Mengawali tahun 2021, saya merasa kita perlu mempertanyakan kembali terhadap apa-apa saja yang sudah dan perlu dilakukan terhadap ekosistem esports khusus mahasiswa. Akankah ekosistem esports tingkat pelajar/mahasiswa hanya sekadar menjadi ladang bisnis? Atau akan dapat menjadi wadah aktivitas positif bagi pelajar/mahasiswa yang menjanjikan jenjang karir menuju profesional? Simak pembahasan saya bersama dengan beberapa narasumber terkait.
Tumbuh Suburnya Turnamen Esports Khusus Pelajar/Mahasiswa di Tahun 2020
Pertandingan esports khusus pelajar/mahasiswa tumbuh pesat di tahun 2020 kemarin. Anda ingin turnamen tingkat mahasiswa yang resmi dari sang developer/publisher game? Ada PUBG Mobile Campus Championship contohnya. Anda ingin turnamen tingkat mahasiswa resmi dari pemerintah? Ada Piala Menpora Esports 2020 dan juga IEL University Series yang didukung oleh IESPA. Bahkan beberapa kampus kini punya pertandingan esports dalam lingkup internal apabila Anda mungkin masih belum berani keluar kandang.
Hadirnya beragam turnamen esports khusus pelajar/mahasiswa sendiri bisa dibilang perkembangan tahap lanjut dari ekosistem esports Indonesia yang mulai bersemi kembali sekitar tahun 2017. Satu tahun setelahnya, High School League muncul menjadi salah satu pionir turnamen esports khusus pelajar. Pada tahun berikutnya (2019), IEL University Series muncul dan terbilang jadi pionir turnamen esports khusus mahasiswa universitas.
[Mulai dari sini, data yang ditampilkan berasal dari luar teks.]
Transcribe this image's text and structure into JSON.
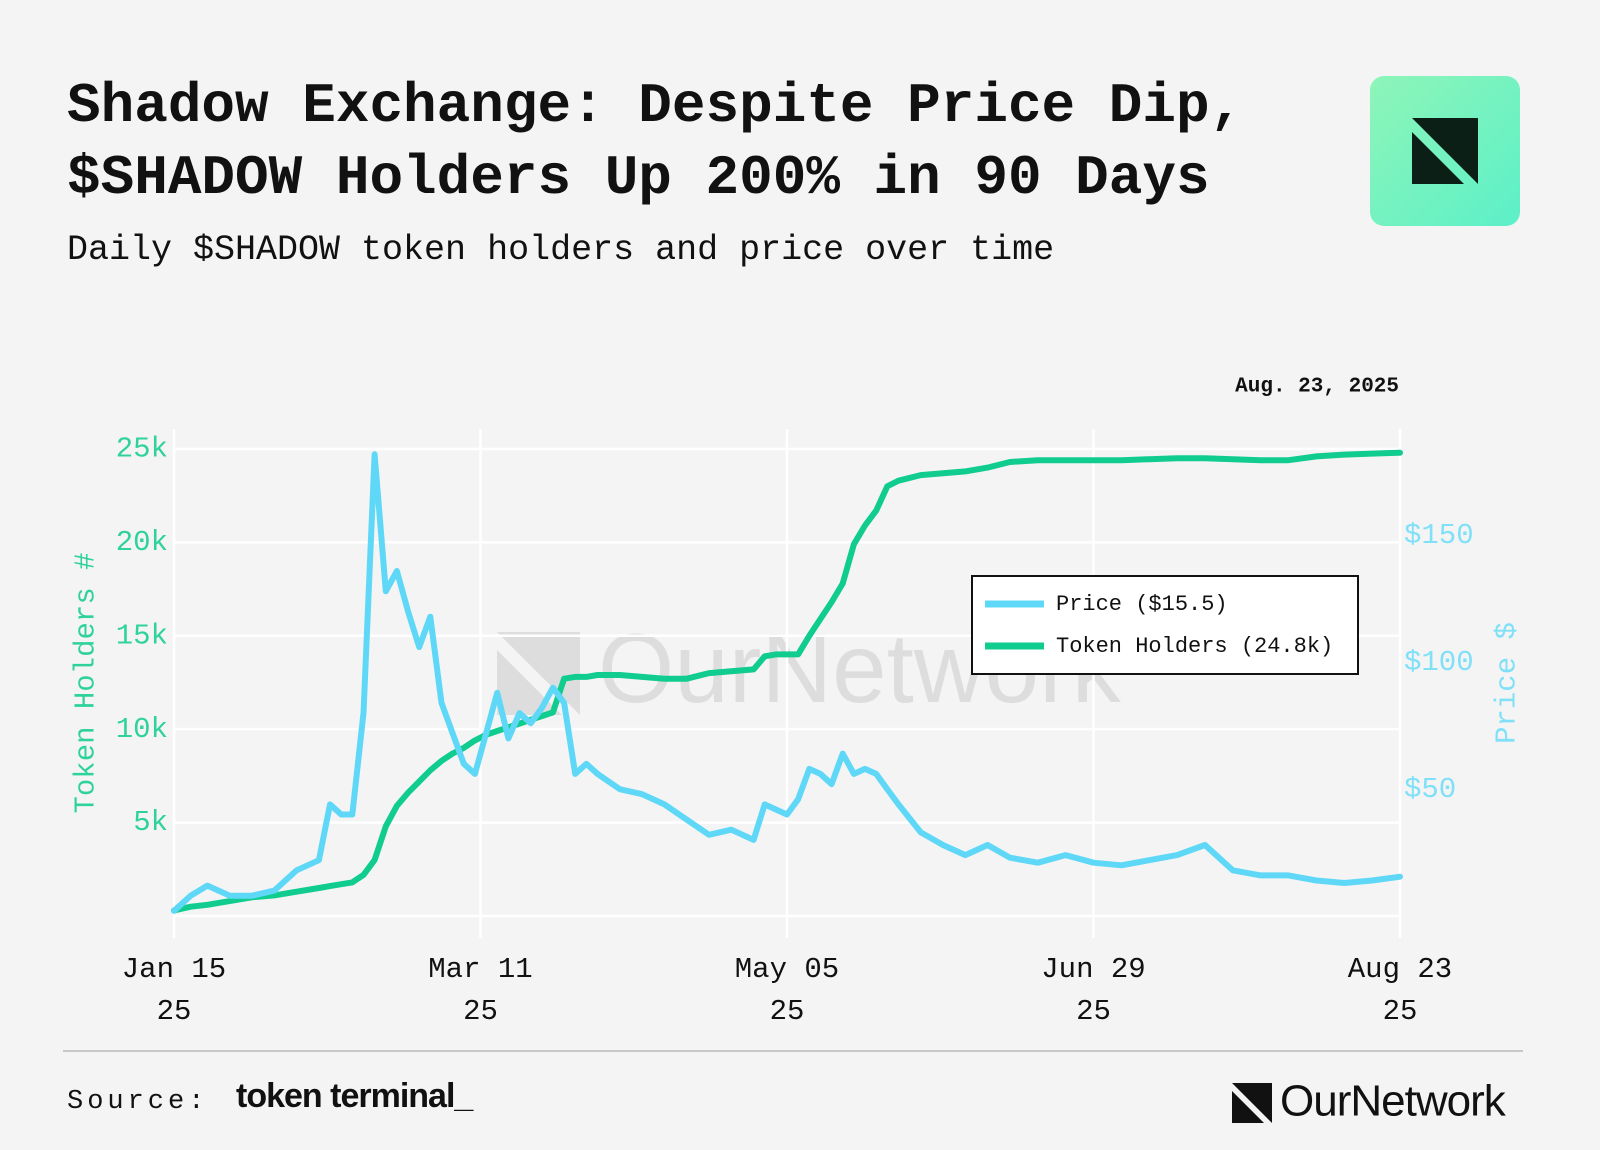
{
  "chart_data": {
    "type": "line",
    "title": "Shadow Exchange: Despite Price Dip, $SHADOW Holders Up 200% in 90 Days",
    "subtitle": "Daily $SHADOW token holders and price over time",
    "annotation": "Aug. 23, 2025",
    "y_label": "Token Holders #",
    "y2_label": "Price $",
    "grid": true,
    "legend": "right",
    "x": [
      "2025-01-15",
      "2025-01-18",
      "2025-01-21",
      "2025-01-25",
      "2025-01-29",
      "2025-02-02",
      "2025-02-06",
      "2025-02-10",
      "2025-02-12",
      "2025-02-14",
      "2025-02-16",
      "2025-02-18",
      "2025-02-20",
      "2025-02-22",
      "2025-02-24",
      "2025-02-26",
      "2025-02-28",
      "2025-03-02",
      "2025-03-04",
      "2025-03-06",
      "2025-03-08",
      "2025-03-10",
      "2025-03-12",
      "2025-03-14",
      "2025-03-16",
      "2025-03-18",
      "2025-03-20",
      "2025-03-22",
      "2025-03-24",
      "2025-03-26",
      "2025-03-28",
      "2025-03-30",
      "2025-04-01",
      "2025-04-05",
      "2025-04-09",
      "2025-04-13",
      "2025-04-17",
      "2025-04-21",
      "2025-04-25",
      "2025-04-29",
      "2025-05-01",
      "2025-05-03",
      "2025-05-05",
      "2025-05-07",
      "2025-05-09",
      "2025-05-11",
      "2025-05-13",
      "2025-05-15",
      "2025-05-17",
      "2025-05-19",
      "2025-05-21",
      "2025-05-23",
      "2025-05-25",
      "2025-05-29",
      "2025-06-02",
      "2025-06-06",
      "2025-06-10",
      "2025-06-14",
      "2025-06-19",
      "2025-06-24",
      "2025-06-29",
      "2025-07-04",
      "2025-07-09",
      "2025-07-14",
      "2025-07-19",
      "2025-07-24",
      "2025-07-29",
      "2025-08-03",
      "2025-08-08",
      "2025-08-13",
      "2025-08-18",
      "2025-08-23"
    ],
    "xlim": [
      "2025-01-15",
      "2025-08-23"
    ],
    "xticks": [
      {
        "value": "2025-01-15",
        "label": "Jan 15\n25"
      },
      {
        "value": "2025-03-11",
        "label": "Mar 11\n25"
      },
      {
        "value": "2025-05-05",
        "label": "May 05\n25"
      },
      {
        "value": "2025-06-29",
        "label": "Jun 29\n25"
      },
      {
        "value": "2025-08-23",
        "label": "Aug 23\n25"
      }
    ],
    "ylim": [
      0,
      25800
    ],
    "yticks": [
      {
        "value": 5000,
        "label": "5k"
      },
      {
        "value": 10000,
        "label": "10k"
      },
      {
        "value": 15000,
        "label": "15k"
      },
      {
        "value": 20000,
        "label": "20k"
      },
      {
        "value": 25000,
        "label": "25k"
      }
    ],
    "y2lim": [
      0,
      190
    ],
    "y2ticks": [
      {
        "value": 50,
        "label": "$50"
      },
      {
        "value": 100,
        "label": "$100"
      },
      {
        "value": 150,
        "label": "$150"
      }
    ],
    "series": [
      {
        "name": "Price ($15.5)",
        "color": "#5fd8f8",
        "axis": "y2",
        "values": [
          2,
          8,
          12,
          8,
          8,
          10,
          18,
          22,
          44,
          40,
          40,
          80,
          182,
          128,
          136,
          120,
          106,
          118,
          84,
          72,
          60,
          56,
          72,
          88,
          70,
          80,
          76,
          82,
          90,
          84,
          56,
          60,
          56,
          50,
          48,
          44,
          38,
          32,
          34,
          30,
          44,
          42,
          40,
          46,
          58,
          56,
          52,
          64,
          56,
          58,
          56,
          50,
          44,
          33,
          28,
          24,
          28,
          23,
          21,
          24,
          21,
          20,
          22,
          24,
          28,
          18,
          16,
          16,
          14,
          13,
          14,
          15.5
        ]
      },
      {
        "name": "Token Holders (24.8k)",
        "color": "#10cc8f",
        "values": [
          300,
          500,
          600,
          800,
          1000,
          1100,
          1300,
          1500,
          1600,
          1700,
          1800,
          2200,
          3000,
          4800,
          5900,
          6600,
          7200,
          7800,
          8300,
          8700,
          9000,
          9400,
          9700,
          9900,
          10100,
          10300,
          10500,
          10700,
          10900,
          12700,
          12800,
          12800,
          12900,
          12900,
          12800,
          12700,
          12700,
          13000,
          13100,
          13200,
          13900,
          14000,
          14000,
          14000,
          15000,
          15900,
          16800,
          17800,
          19900,
          20900,
          21700,
          23000,
          23300,
          23600,
          23700,
          23800,
          24000,
          24300,
          24400,
          24400,
          24400,
          24400,
          24450,
          24500,
          24500,
          24450,
          24400,
          24400,
          24600,
          24700,
          24750,
          24800
        ]
      }
    ]
  },
  "watermark": "OurNetwork",
  "source": {
    "label": "Source:",
    "name": "token terminal_"
  },
  "brand": "OurNetwork"
}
Seiring waktu dan pembuktian dari gelaran sebelumnya, turnamen-turnamen khusus pelajar/mahasiswa jadi mendapat lebih banyak perhatian sehingga berkembang seperti apa yang terjadi pada tahun 2020.
Pada tahun 2020, turnamen IEL University Series terus berlanjut bahkan kini dengan lebih banyak dukungan dari pihak swasta. Pada IEL University Series 2020, Universitas Negeri Jakarta keluar sebagai juara cabang Free Fire dan Universitas Gadjah Mada keluar sebagai juara dari cabang game Dota 2 setelah babak final usai diselenggarakan pada 11-12 Juni 2020 lalu.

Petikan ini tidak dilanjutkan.